Il suffit seulement de se rendre en vacances avec d'autres familles avec des enfants du même âge ! Car c'est la plus proche situation comme frères et soeurs. Il suffit d’observer les enfants, leurs attitudes, leurs jeux, leurs interactions bienveillantes. Et que se passe-t’il ?  Du semblable ! L’étranger devient le cousin, le frère, ou autre… de part l’effet miroir révélateur naissant : « dis moi qui je suis ! » On oppose aussi souvent les propos des spécialistes aux témoignages. J’en livrerai quelques-uns qui ont souhaité participer à cet échange.

« Les preuves s'accumulent pour montrer qu'une famille d'un enfant peut être un choix positif pour les parents et l'enfant. »

 « Grandir principalement avec ma mère m'a rendu plus sensible et plus compréhensif envers les femmes, et m'a appris à me comporter lors de dîners. »

 « Grandir seul vous rend très autonome et capable de vous divertir, et les livres étaient mon monde. Avec le recul, je me rends compte que j'étais seul, mais cela ne semblait pas le cas à ce moment-là. »

 « Je pense que la vie aurait pu être plus stressante si j'avais eu un frère ou une sœur, mais peut-être que cela m'aurait rendu plus apte à m'identifier à mes pairs. »
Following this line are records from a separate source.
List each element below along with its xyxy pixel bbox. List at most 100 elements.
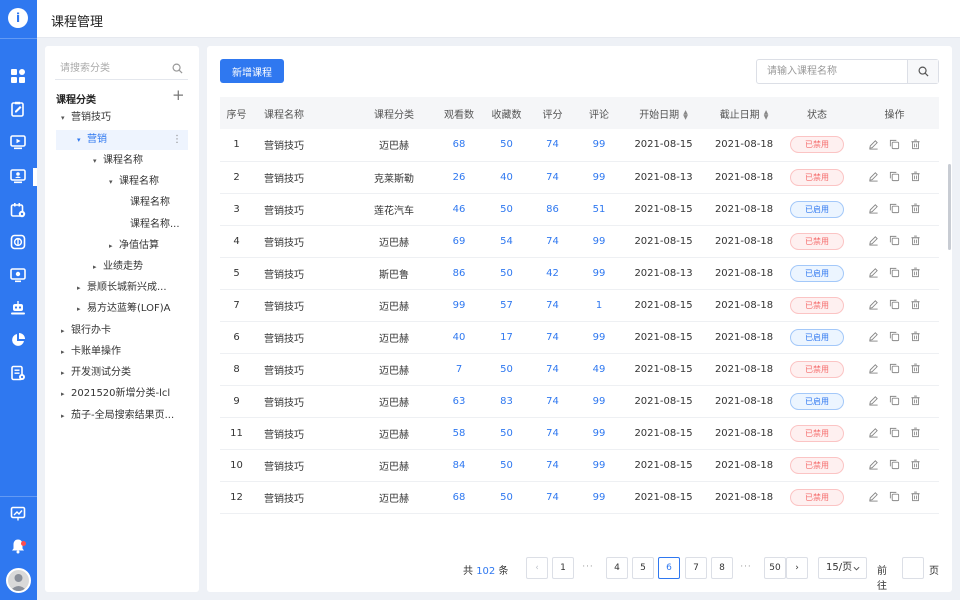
edit-icon[interactable] bbox=[868, 331, 879, 342]
pagination-ellipsis[interactable]: ··· bbox=[579, 557, 597, 579]
monitor-play-icon[interactable] bbox=[10, 134, 26, 150]
table-row[interactable]: 5 营销技巧 斯巴鲁 86 50 42 99 2021-08-13 2021-08-18 已启用 bbox=[220, 257, 939, 290]
page-size-select[interactable]: 15/页 bbox=[818, 557, 867, 579]
delete-icon[interactable] bbox=[910, 299, 921, 310]
delete-icon[interactable] bbox=[910, 267, 921, 278]
tree-node[interactable]: ▸ 易方达蓝筹(LOF)A bbox=[77, 299, 170, 319]
edit-icon[interactable] bbox=[868, 395, 879, 406]
tree-search-input[interactable] bbox=[55, 58, 165, 78]
app-logo-icon[interactable]: i bbox=[8, 8, 28, 28]
table-row[interactable]: 11 营销技巧 迈巴赫 58 50 74 99 2021-08-15 2021-08-18 已禁用 bbox=[220, 417, 939, 450]
page-button[interactable]: 4 bbox=[606, 557, 628, 579]
pagination-ellipsis[interactable]: ··· bbox=[737, 557, 755, 579]
delete-icon[interactable] bbox=[910, 139, 921, 150]
dashboard-icon[interactable] bbox=[10, 68, 26, 84]
caret-down-icon[interactable]: ▾ bbox=[93, 151, 103, 171]
search-icon[interactable] bbox=[172, 63, 183, 74]
tree-node[interactable]: ▾ 营销技巧 bbox=[61, 108, 111, 128]
edit-icon[interactable] bbox=[868, 491, 879, 502]
delete-icon[interactable] bbox=[910, 331, 921, 342]
tree-node[interactable]: ▸ 银行办卡 bbox=[61, 321, 111, 341]
calendar-settings-icon[interactable] bbox=[10, 202, 26, 218]
col-header-start-date[interactable]: 开始日期 ▲ ▼ bbox=[623, 97, 704, 129]
edit-icon[interactable] bbox=[868, 171, 879, 182]
caret-right-icon[interactable]: ▸ bbox=[109, 236, 119, 256]
edit-icon[interactable] bbox=[868, 235, 879, 246]
tree-node[interactable]: ▸ 业绩走势 bbox=[93, 257, 143, 277]
edit-icon[interactable] bbox=[868, 203, 879, 214]
tree-node[interactable]: ▸ 2021520新增分类-lcl bbox=[61, 384, 170, 404]
add-category-icon[interactable]: + bbox=[172, 88, 185, 103]
sort-icon[interactable]: ▲ ▼ bbox=[683, 109, 688, 120]
delete-icon[interactable] bbox=[910, 459, 921, 470]
delete-icon[interactable] bbox=[910, 171, 921, 182]
edit-icon[interactable] bbox=[868, 427, 879, 438]
table-row[interactable]: 10 营销技巧 迈巴赫 84 50 74 99 2021-08-15 2021-08-18 已禁用 bbox=[220, 449, 939, 482]
col-header-end-date[interactable]: 截止日期 ▲ ▼ bbox=[704, 97, 784, 129]
edit-icon[interactable] bbox=[868, 139, 879, 150]
copy-icon[interactable] bbox=[889, 427, 900, 438]
page-button[interactable]: 50 bbox=[764, 557, 786, 579]
sort-icon[interactable]: ▲ ▼ bbox=[764, 109, 769, 120]
table-row[interactable]: 3 营销技巧 莲花汽车 46 50 86 51 2021-08-15 2021-08-18 已启用 bbox=[220, 193, 939, 226]
copy-icon[interactable] bbox=[889, 267, 900, 278]
page-button[interactable]: 5 bbox=[632, 557, 654, 579]
copy-icon[interactable] bbox=[889, 491, 900, 502]
caret-right-icon[interactable]: ▸ bbox=[61, 406, 71, 426]
copy-icon[interactable] bbox=[889, 203, 900, 214]
copy-icon[interactable] bbox=[889, 331, 900, 342]
page-button[interactable]: 7 bbox=[685, 557, 707, 579]
page-button[interactable]: 6 bbox=[658, 557, 680, 579]
table-row[interactable]: 4 营销技巧 迈巴赫 69 54 74 99 2021-08-15 2021-08-18 已禁用 bbox=[220, 225, 939, 258]
goto-page-input[interactable] bbox=[902, 557, 924, 579]
tree-node[interactable]: ▾ 营销 ⋮ bbox=[56, 130, 188, 150]
delete-icon[interactable] bbox=[910, 427, 921, 438]
copy-icon[interactable] bbox=[889, 459, 900, 470]
copy-icon[interactable] bbox=[889, 235, 900, 246]
edit-icon[interactable] bbox=[868, 267, 879, 278]
edit-icon[interactable] bbox=[868, 299, 879, 310]
delete-icon[interactable] bbox=[910, 203, 921, 214]
caret-down-icon[interactable]: ▾ bbox=[77, 130, 87, 150]
caret-right-icon[interactable]: ▸ bbox=[77, 299, 87, 319]
edit-icon[interactable] bbox=[868, 363, 879, 374]
avatar[interactable] bbox=[6, 568, 31, 593]
tree-node[interactable]: ▾ 课程名称 bbox=[93, 151, 143, 171]
table-row[interactable]: 9 营销技巧 迈巴赫 63 83 74 99 2021-08-15 2021-08-18 已启用 bbox=[220, 385, 939, 418]
delete-icon[interactable] bbox=[910, 235, 921, 246]
prev-page-button[interactable]: ‹ bbox=[526, 557, 548, 579]
clipboard-edit-icon[interactable] bbox=[10, 101, 26, 117]
tree-node[interactable]: ▸ 卡账单操作 bbox=[61, 342, 121, 362]
copy-icon[interactable] bbox=[889, 171, 900, 182]
screen-report-icon[interactable] bbox=[10, 267, 26, 283]
caret-right-icon[interactable]: ▸ bbox=[77, 278, 87, 298]
caret-right-icon[interactable]: ▸ bbox=[61, 321, 71, 341]
caret-right-icon[interactable]: ▸ bbox=[61, 342, 71, 362]
course-search-input[interactable] bbox=[757, 60, 907, 83]
copy-icon[interactable] bbox=[889, 139, 900, 150]
table-row[interactable]: 1 营销技巧 迈巴赫 68 50 74 99 2021-08-15 2021-08-18 已禁用 bbox=[220, 129, 939, 162]
table-row[interactable]: 2 营销技巧 克莱斯勒 26 40 74 99 2021-08-13 2021-08-18 已禁用 bbox=[220, 161, 939, 194]
table-row[interactable]: 8 营销技巧 迈巴赫 7 50 74 49 2021-08-15 2021-08-18 已禁用 bbox=[220, 353, 939, 386]
tree-node[interactable]: 课程名称... bbox=[120, 215, 180, 235]
delete-icon[interactable] bbox=[910, 363, 921, 374]
tree-node[interactable]: ▸ 净值估算 bbox=[109, 236, 159, 256]
page-button[interactable]: 8 bbox=[711, 557, 733, 579]
add-course-button[interactable]: 新增课程 bbox=[220, 59, 284, 83]
table-row[interactable]: 6 营销技巧 迈巴赫 40 17 74 99 2021-08-15 2021-08-18 已启用 bbox=[220, 321, 939, 354]
tree-node[interactable]: ▸ 景顺长城新兴成... bbox=[77, 278, 167, 298]
tree-node[interactable]: ▸ 茄子-全局搜索结果页... bbox=[61, 406, 174, 426]
tree-node[interactable]: 课程名称 bbox=[120, 193, 170, 213]
edit-icon[interactable] bbox=[868, 459, 879, 470]
table-row[interactable]: 12 营销技巧 迈巴赫 68 50 74 99 2021-08-15 2021-08-18 已禁用 bbox=[220, 481, 939, 514]
page-button[interactable]: 1 bbox=[552, 557, 574, 579]
copy-icon[interactable] bbox=[889, 363, 900, 374]
presentation-icon[interactable] bbox=[10, 506, 26, 522]
robot-icon[interactable] bbox=[10, 300, 26, 316]
pie-chart-icon[interactable] bbox=[10, 332, 26, 348]
caret-down-icon[interactable]: ▾ bbox=[109, 172, 119, 192]
tree-node[interactable]: ▾ 课程名称 bbox=[109, 172, 159, 192]
more-options-icon[interactable]: ⋮ bbox=[172, 130, 182, 150]
table-row[interactable]: 7 营销技巧 迈巴赫 99 57 74 1 2021-08-15 2021-08-18 已禁用 bbox=[220, 289, 939, 322]
next-page-button[interactable]: › bbox=[786, 557, 808, 579]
L'actrice Elizabeth Hurley s’est exprimée concernant son fils de 16 ans, Damian après avoir déclarée que son seul regret était de ne pas avoir plus d'un enfant : « J'étais l'une des trois, une grande soeur et un petit frère à se chamailler et à aimer. Damian n'a pas ça. Ils sont très différents, enfants célibataires, plus insulaires mais très à l'aise avec eux-mêmes, très auto-possédés, concentrés. »

Car dès qu’un enfant ne se sent pas comme un choix, les témoignages d’actes d’amour s'accumulent pour montrer qu'une famille d'un enfant peut être un choix positif pour les parents et l'enfant.
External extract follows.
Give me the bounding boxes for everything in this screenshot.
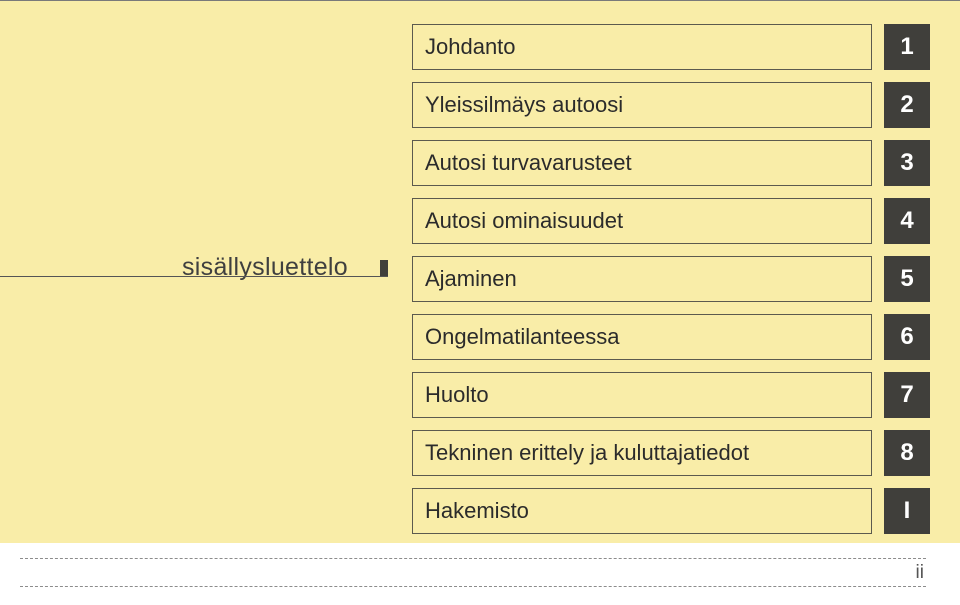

En conclusion, les stéréotypes sur les enfants seuls gâtés, solitaires et particuliers ont duré plus d'un siècle, malgré de nombreuses recherches montrant que les enfants seuls font souvent mieux dans de nombreux domaines que les enfants frères et soeurs. En écoutant certains, la famille parfaite, si nous voulons les enfants psychologiquement les mieux adaptés, est le nombre d'enfants que vous avez, parce que si vous les aimez, ils seront heureux.

Vaste questionnement !

Hughes disait que « Il n'y a aucune garantie si vous avez eu un deuxième enfant que vos enfants vont se passer magnifiquement. Personnellement, je pense que le fait d'avoir un frère ou une sœur est une chose incroyable, mais je ne voudrais pas que les gens qui ont un enfant ne pensent pas qu'ils en auront une seconde, qu'ils aient l'impression que leur enfant va inévitablement perdre en dehors. » 

Je vous laisse réfléchir… et non pas être juges.